Google has announced the introduction of "Skills" functionality in the Chrome browser, allowing users to save and reuse personalized AI prompts across various web platforms. This new feature builds on Gemini's browser integration and aims to simplify the management of AI-driven workflows, offering a more efficient approach to interacting with Large Language Models.
Meta is reportedly developing an AI clone of Mark Zuckerberg, a 3D photorealistic avatar capable of interacting with employees. The news, reported by internal sources, highlights the growing interest in personalized artificial intelligence applications. This type of project raises questions about the necessary infrastructure, from computing power for real-time rendering to sensitive data management, crucial topics for companies evaluating on-premise deployment of advanced AI solutions.

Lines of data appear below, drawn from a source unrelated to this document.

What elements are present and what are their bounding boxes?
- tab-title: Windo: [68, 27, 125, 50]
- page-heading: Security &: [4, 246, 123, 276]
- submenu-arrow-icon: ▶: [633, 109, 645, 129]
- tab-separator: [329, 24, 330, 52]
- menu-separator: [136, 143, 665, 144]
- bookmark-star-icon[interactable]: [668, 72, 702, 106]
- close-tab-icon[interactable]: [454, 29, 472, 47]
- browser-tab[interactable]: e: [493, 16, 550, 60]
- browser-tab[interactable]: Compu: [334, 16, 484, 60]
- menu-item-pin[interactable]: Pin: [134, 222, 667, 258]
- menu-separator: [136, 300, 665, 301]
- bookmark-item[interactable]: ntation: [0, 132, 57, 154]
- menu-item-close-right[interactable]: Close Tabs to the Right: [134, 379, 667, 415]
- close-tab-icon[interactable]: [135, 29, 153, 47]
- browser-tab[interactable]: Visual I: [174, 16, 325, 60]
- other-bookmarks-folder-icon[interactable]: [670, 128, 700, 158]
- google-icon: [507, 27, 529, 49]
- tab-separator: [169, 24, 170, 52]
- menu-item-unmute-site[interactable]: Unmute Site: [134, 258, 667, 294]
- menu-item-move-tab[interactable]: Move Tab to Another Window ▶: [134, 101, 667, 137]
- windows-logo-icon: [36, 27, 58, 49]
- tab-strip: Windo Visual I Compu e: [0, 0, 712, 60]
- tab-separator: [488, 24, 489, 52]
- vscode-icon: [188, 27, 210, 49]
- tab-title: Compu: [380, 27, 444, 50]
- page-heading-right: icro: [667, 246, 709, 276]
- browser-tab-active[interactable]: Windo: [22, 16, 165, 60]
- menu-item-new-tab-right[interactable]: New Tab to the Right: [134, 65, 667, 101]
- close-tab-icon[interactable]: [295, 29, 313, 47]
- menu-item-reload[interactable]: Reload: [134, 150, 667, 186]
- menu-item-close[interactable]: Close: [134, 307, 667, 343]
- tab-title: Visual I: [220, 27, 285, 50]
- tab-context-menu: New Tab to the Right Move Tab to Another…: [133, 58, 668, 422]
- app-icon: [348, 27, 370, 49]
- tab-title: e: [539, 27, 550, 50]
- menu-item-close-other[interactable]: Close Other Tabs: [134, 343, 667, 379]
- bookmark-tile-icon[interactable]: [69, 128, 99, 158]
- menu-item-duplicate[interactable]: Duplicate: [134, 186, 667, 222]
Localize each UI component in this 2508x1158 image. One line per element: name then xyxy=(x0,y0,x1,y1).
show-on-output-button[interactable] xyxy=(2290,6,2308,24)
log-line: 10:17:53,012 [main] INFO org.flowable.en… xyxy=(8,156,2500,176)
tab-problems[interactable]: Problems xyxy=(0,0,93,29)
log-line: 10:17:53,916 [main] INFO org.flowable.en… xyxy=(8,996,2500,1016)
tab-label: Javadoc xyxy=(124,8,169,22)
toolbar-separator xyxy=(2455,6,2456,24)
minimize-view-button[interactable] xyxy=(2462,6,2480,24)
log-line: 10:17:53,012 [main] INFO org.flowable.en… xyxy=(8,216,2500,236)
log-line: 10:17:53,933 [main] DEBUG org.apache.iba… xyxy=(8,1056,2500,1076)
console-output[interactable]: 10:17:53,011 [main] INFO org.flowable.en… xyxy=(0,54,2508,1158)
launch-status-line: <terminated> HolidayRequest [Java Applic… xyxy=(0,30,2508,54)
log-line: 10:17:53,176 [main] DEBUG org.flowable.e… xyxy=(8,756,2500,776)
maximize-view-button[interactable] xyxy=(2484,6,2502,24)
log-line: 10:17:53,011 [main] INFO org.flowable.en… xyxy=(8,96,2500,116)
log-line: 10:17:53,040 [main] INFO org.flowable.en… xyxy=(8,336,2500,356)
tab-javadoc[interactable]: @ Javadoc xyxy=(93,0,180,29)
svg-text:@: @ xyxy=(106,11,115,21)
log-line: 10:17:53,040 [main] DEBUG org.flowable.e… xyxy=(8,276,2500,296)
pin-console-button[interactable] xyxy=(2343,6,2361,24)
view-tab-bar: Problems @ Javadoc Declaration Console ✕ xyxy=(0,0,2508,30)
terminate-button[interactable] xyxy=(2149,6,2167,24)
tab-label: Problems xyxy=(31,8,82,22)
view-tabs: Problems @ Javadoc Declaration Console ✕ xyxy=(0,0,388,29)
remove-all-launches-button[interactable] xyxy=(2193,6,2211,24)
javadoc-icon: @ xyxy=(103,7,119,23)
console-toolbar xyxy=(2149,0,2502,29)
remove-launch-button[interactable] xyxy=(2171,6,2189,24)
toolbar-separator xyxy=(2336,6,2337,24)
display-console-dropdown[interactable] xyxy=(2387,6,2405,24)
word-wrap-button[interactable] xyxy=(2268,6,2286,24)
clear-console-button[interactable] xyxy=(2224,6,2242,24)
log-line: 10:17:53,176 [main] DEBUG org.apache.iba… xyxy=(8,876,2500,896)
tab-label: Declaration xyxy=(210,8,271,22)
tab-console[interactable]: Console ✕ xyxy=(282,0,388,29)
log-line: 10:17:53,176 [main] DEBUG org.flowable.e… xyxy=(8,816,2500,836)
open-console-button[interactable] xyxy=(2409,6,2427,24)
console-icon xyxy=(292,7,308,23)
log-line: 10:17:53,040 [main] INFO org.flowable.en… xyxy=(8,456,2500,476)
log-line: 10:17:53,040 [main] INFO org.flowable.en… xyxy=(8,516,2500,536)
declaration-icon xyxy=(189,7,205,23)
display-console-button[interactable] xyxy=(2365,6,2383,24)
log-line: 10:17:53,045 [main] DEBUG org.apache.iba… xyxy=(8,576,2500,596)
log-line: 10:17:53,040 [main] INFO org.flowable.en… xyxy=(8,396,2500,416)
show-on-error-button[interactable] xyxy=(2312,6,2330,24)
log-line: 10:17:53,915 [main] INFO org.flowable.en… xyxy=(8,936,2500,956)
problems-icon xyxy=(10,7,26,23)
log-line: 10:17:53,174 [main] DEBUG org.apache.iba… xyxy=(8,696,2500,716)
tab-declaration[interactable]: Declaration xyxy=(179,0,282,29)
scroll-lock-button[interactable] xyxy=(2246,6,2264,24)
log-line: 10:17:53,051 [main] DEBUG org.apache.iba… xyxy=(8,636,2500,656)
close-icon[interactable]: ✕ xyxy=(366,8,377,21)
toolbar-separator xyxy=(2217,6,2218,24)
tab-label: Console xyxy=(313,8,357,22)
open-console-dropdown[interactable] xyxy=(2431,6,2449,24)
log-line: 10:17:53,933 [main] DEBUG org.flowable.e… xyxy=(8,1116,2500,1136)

Meta is creating a photorealistic AI version of Mark Zuckerberg, trained on his mannerisms, tone, and strategic thinking. This digital character, which Zuckerberg himself is testing, is intended for employees and is distinct from another AI agent handling direct tasks for the CEO. The project aims to enhance internal communication, raising questions about deployment and data sovereignty.
Recent research explores the effectiveness of large-scale unlabelled web data and synthetic annotations generated by LLMs for multilingual hate speech detection. The study demonstrates that continued pre-training of BERT models and the use of open-source LLM ensembles, such as Llama3.2-1B and Qwen2.5-14B, can significantly improve performance, especially for smaller models and low-resource languages, offering insights for efficient on-premise deployments.
Research introduces SECL, a test-time training pipeline addressing LLM overconfidence. By leveraging an internal calibration signal, SECL reduces Expected Calibration Error (ECE) by 56-78% without labeled data or human supervision, adapting to distribution shifts with reduced inference costs. A step forward for model reliability in self-hosted environments.
Despite the widespread adoption of AI devices in medicine, formal equity assessments of models remain rare. Research analyzed 18 open-source brain tumor segmentation models, highlighting how patient-related factors influence performance more than model architecture. No model offers formal fairness guarantees. Fairboard, an open-source dashboard for equitable monitoring of medical imaging models, is now introduced.
New research reveals a unifying mathematical link between Transformer attention mechanisms, diffusion maps, and magnetic Laplacians. These approaches, usually treated as distinct, are presented as different manifestations of a single Markov geometry, offering an integrated perspective on the dynamics of artificial intelligence models.
LABBench2 emerges as an evolution of the LAB-Bench benchmark, designed to measure the real-world capabilities of artificial intelligence systems in scientific research, particularly in biology. With nearly 1,900 tasks, it offers more realistic contexts and significantly greater difficulty than its predecessor, highlighting ample room for improvement for current models. This tool aims to guide the development of more effective AI solutions for fundamental research tasks, providing a public dataset and evaluation harness.